From the foregoing, I am of the view that issues 1 and 2 be resolved in favour of the Appellant. I accordingly resolve the two issues in favour of the Appellant.
The Respondents pleaded in paragraph 5 of the Statement of Claim that the Appellant was the eldest son of their late father. But Pw1 and Pw2 in their evidence in Court said the Appellant is not the head of the family. Pw1 went further to say that one Akinleye who Pw2 said is their big uncle is the head of the family. Mr. Akinleye who testified as Pw3 never claimed to be the head of the family.
The Lower Court found that the Pw3 who Pw2 called big uncle was the head of the family. The Lower Court did not state under which native law and custom the Pw3 who was not the eldest child or brother of the parties in the case became the head of the family. On the authorities, it is the eldest son "Dawodu" who succeeds the late father as head of the family. Another person cannot be brought in not even a big uncle as the head of the family as the Respondents pretend to have done in this case. The Lower Court tried to justify its decision by noting complaints made against the Appellant which showed that the Appellant was not worthy of being the head of the family. He did not show that under Yoruba native law and custom if there is any complaint against the eldest son, then anybody not even another son of their late father could be made the head of the family. Having failed to do so, his finding that Pw3 is the head of the family because of purported complaints made against him had no basis.
The Lower Court stated further thus:
"The Headship of the family is by popular demand from the Plaintiffs."
Although it is difficult for me to understand what this means, I hasten to say that this is not an established Yoruba native law and custom. The Lower Court failed to show his authority for the above finding.
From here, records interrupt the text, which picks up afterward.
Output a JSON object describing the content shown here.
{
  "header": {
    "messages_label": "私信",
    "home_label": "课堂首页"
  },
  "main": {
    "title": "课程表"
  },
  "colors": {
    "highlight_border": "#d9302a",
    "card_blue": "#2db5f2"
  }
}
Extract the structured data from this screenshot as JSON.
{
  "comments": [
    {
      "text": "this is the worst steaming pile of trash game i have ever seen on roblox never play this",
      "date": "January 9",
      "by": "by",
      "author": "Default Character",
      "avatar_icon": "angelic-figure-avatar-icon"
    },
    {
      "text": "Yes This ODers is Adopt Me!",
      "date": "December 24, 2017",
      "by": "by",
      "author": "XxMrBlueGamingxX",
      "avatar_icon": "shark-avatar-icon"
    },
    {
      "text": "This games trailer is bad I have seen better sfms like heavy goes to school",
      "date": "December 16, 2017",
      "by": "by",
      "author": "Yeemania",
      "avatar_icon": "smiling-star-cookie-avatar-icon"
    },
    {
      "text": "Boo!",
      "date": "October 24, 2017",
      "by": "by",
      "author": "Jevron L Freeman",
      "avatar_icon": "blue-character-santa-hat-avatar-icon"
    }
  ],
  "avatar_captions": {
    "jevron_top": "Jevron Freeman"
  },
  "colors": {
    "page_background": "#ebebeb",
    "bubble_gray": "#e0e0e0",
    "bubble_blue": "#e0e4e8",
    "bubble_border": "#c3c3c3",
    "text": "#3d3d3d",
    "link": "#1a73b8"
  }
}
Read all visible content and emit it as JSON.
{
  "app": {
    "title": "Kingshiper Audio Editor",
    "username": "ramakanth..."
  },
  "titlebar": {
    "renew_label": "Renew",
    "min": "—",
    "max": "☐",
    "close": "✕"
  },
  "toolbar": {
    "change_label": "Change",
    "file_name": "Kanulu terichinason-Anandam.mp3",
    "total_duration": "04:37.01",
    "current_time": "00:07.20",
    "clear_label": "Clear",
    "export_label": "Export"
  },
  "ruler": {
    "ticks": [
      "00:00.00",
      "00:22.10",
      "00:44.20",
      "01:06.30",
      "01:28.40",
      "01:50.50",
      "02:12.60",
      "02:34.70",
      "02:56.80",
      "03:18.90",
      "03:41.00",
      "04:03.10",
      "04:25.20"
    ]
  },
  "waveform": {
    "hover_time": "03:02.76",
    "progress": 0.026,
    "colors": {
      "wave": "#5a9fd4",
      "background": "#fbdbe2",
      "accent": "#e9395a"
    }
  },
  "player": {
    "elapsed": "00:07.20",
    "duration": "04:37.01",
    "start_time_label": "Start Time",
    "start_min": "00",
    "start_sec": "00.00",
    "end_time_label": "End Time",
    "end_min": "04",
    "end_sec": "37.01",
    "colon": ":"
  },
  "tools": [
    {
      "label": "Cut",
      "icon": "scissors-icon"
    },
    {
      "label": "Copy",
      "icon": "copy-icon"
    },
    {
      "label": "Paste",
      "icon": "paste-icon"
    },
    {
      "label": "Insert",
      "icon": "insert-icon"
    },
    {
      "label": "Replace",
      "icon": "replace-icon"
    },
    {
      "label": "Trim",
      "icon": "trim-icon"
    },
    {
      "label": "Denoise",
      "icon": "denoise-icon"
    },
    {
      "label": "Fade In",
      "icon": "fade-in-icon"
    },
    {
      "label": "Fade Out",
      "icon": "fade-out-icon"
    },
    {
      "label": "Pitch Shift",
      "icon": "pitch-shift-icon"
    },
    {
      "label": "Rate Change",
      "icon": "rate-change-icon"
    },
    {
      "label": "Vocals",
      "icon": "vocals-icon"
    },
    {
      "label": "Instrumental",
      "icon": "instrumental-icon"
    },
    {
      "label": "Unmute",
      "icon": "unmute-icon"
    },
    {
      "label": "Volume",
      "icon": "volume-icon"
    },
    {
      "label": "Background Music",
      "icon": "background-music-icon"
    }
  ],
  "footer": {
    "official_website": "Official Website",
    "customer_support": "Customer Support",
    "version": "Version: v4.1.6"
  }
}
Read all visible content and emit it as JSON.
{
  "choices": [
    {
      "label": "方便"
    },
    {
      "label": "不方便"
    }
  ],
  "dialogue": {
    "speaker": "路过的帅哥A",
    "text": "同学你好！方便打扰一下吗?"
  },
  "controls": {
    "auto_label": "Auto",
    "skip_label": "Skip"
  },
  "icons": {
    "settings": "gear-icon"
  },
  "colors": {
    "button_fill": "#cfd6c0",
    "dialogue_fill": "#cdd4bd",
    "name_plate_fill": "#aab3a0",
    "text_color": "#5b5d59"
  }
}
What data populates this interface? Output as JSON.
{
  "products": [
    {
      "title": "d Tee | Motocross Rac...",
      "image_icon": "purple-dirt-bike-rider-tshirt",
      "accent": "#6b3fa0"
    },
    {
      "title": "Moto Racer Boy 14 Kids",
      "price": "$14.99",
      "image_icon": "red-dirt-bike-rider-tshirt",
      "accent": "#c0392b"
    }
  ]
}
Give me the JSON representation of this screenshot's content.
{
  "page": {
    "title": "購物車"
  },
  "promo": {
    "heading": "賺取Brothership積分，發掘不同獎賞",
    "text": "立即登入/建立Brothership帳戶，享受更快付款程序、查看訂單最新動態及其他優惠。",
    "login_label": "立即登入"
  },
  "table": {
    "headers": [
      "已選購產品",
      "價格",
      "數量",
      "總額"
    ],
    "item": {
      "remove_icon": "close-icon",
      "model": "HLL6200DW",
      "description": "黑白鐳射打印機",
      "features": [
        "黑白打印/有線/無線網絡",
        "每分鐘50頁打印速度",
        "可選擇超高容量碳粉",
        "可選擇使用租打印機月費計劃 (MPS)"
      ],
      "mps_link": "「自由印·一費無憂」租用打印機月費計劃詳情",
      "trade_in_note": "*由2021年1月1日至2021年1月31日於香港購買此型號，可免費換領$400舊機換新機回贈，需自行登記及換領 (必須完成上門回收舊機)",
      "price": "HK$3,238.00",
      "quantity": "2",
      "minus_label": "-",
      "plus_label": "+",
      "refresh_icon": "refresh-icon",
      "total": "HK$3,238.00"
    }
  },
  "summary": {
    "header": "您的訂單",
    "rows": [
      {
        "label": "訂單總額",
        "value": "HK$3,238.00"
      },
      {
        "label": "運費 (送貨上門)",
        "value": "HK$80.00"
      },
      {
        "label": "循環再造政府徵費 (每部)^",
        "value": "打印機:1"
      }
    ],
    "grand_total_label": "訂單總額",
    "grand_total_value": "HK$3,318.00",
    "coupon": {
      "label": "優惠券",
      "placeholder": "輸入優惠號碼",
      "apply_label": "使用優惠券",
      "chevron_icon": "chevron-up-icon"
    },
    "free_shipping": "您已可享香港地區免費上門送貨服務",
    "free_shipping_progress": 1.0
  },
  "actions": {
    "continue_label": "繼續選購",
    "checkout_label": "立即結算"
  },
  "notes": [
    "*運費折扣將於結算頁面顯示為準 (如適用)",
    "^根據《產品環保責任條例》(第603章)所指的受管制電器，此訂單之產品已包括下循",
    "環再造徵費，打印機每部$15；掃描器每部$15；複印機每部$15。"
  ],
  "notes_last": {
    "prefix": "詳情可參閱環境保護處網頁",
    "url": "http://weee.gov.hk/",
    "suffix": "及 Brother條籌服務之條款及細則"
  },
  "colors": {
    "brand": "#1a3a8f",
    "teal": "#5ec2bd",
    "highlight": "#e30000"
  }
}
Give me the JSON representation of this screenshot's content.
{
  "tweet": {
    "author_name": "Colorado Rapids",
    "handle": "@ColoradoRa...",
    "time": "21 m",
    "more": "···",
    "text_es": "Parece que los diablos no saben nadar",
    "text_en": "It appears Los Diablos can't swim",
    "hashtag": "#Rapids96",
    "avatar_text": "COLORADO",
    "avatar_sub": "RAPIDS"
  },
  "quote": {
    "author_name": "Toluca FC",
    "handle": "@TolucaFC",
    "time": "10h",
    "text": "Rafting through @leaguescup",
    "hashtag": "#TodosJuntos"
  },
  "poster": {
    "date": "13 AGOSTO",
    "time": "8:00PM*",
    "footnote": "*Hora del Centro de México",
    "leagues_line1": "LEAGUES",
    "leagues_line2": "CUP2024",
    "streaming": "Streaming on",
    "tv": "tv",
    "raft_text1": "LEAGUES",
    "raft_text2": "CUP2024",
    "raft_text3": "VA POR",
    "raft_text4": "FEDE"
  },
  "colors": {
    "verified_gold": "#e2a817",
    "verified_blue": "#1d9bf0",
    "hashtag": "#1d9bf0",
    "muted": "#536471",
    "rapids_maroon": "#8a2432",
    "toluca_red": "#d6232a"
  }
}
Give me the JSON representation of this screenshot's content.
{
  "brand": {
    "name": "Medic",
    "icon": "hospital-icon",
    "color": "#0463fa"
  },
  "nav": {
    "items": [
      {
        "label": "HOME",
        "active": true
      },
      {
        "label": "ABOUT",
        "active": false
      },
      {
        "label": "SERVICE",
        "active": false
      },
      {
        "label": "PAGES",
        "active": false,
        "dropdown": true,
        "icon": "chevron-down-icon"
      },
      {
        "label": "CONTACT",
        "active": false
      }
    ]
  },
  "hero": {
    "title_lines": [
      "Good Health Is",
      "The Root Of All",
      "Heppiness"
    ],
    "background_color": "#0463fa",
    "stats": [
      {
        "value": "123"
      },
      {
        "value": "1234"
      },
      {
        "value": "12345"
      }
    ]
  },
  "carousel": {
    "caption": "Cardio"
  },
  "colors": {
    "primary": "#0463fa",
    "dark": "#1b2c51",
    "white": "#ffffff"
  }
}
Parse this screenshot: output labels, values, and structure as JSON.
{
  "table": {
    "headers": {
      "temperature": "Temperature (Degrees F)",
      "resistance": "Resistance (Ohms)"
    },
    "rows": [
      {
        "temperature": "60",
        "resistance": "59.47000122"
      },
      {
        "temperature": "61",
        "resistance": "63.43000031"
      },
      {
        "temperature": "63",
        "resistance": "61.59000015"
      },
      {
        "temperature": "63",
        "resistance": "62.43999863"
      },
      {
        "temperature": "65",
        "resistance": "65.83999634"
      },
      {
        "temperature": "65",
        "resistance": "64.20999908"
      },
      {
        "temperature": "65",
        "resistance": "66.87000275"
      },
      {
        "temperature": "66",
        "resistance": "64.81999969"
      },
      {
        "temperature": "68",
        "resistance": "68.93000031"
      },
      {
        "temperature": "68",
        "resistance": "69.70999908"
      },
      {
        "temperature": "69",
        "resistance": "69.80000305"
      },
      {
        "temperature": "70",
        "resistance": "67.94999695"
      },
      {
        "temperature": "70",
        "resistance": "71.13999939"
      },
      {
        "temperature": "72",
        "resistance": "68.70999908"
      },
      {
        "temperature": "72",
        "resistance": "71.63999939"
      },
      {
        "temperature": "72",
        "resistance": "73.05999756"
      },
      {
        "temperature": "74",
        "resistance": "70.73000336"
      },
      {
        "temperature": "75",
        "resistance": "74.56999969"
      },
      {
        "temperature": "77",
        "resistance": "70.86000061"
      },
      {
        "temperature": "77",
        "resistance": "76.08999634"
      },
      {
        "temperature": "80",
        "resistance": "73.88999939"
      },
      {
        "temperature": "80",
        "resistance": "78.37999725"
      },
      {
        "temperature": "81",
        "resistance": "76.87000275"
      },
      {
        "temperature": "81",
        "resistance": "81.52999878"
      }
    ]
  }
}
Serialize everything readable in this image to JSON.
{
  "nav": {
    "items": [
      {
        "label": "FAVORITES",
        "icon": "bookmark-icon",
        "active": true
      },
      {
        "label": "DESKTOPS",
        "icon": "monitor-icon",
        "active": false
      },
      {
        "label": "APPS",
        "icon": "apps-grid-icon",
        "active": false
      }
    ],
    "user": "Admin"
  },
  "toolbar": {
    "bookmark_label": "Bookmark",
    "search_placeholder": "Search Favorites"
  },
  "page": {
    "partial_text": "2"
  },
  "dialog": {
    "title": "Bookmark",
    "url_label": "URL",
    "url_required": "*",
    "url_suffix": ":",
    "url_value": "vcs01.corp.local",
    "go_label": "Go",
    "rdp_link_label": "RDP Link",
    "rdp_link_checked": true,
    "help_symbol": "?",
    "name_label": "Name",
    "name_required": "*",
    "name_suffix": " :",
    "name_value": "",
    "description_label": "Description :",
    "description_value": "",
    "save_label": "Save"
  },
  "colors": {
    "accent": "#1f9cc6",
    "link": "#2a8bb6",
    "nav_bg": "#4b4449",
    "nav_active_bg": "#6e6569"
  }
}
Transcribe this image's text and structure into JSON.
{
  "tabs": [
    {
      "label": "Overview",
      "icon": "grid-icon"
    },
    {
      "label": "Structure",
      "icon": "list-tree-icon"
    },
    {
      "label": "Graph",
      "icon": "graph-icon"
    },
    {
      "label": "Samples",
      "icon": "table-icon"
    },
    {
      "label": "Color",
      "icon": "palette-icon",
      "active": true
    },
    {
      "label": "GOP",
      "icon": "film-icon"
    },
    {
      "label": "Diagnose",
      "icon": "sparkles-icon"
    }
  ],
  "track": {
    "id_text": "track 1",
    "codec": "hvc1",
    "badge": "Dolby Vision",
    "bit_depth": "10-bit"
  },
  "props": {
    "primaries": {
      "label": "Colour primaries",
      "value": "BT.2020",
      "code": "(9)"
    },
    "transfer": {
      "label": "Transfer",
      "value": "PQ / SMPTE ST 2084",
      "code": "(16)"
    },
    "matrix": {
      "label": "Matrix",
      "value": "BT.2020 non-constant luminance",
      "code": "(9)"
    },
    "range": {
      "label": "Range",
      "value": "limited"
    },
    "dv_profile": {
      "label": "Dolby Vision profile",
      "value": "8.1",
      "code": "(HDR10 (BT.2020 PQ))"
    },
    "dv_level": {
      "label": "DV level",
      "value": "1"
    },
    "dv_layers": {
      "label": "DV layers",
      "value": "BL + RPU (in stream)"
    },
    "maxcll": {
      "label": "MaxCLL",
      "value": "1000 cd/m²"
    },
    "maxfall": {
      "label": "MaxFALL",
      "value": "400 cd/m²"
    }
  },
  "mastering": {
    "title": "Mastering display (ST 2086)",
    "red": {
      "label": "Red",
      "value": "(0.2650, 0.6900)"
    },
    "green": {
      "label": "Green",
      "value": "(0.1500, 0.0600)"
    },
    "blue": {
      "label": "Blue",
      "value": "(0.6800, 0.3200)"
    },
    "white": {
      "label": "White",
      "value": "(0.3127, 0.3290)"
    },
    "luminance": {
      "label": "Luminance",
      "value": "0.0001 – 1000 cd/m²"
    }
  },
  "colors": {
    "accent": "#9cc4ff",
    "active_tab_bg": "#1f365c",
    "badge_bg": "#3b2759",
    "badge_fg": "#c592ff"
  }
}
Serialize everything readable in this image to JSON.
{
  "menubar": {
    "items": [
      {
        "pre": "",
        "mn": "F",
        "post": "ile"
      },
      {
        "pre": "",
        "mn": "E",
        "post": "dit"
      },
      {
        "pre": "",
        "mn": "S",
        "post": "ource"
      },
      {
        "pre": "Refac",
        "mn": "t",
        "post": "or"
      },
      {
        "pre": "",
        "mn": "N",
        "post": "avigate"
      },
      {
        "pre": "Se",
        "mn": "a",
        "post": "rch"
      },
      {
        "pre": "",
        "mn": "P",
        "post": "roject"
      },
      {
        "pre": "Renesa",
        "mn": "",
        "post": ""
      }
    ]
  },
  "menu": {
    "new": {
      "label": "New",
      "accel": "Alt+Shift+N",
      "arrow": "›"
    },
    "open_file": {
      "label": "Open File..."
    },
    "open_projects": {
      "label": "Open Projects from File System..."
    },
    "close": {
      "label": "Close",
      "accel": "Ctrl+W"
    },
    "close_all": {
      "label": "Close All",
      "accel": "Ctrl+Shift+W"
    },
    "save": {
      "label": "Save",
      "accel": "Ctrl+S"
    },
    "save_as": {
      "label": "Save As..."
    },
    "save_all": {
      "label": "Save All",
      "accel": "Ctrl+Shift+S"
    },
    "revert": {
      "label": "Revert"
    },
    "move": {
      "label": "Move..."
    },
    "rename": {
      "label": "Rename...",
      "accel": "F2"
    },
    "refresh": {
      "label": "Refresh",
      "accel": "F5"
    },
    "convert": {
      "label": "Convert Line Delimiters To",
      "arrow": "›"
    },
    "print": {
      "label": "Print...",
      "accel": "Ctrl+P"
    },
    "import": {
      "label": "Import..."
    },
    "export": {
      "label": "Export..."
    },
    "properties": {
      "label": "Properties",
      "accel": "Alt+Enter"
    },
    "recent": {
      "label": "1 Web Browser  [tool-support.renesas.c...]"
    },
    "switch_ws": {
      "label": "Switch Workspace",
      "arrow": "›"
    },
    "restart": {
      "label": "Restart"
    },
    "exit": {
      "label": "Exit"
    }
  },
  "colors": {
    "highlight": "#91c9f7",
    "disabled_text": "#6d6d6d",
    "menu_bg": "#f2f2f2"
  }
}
It was not pleaded that the headship of the family is by popular demand and no such evidence was led in proof thereof.
In spite of the settled position of the law, the Lower Court in a round-about way found reasons to exclude the Appellant from the headship of the family a position which rightly belongs to him.
It is clear from the foregoing that issue 3 should be resolved in favour of the Appellant. It is accordingly hereby resolved in his favour.
It should be noted that if there is going to be any important dealing with family property all the branches of the family must be consulted. See Otun v. Otun (supra).
In the instant case, the family of the late Akingbasote had agreed on the mode of sharing the assets of the late head of the family. The assets had been shared substantially by the "Idi Igi" mode. In my view the choice of mode of distribution is a very important one in respect of the family property. The family having chosen one mode of distribution, the Appellant cannot alone be allowed to alter the mode for the other "Ori Ojori" mode of distribution as he sought to do in this case.
Issue 4 should therefore be resolved in favour of the Respondents. It is accordingly resolved in favour of the Respondent.
The appeal therefore succeeds in part.
The properties of the Estate of the late Akingbasote shall be distributed among the beneficiaries of the Estate by the "Idi Igi" mode of distribution.
The order of the Lower Court restraining the Appellant from the administration of the Estate is hereby set aside.
Since this is a family disagreement, I make no order as to costs.
MOJEED ADEKUNLE OWOADE, J.C.A.:
I read in draft the Judgment Delivered by my learned brother James Shehu Abiriyi, JCA.
I agree with the conclusion and I also abide with the consequential orders,
MOHAMMED AMBI-USI DANJUMA, J.C.A.:
I agree that the appeal be allowed in part only and in terms of the leading Judgment, which I adopt including the order relating to costs.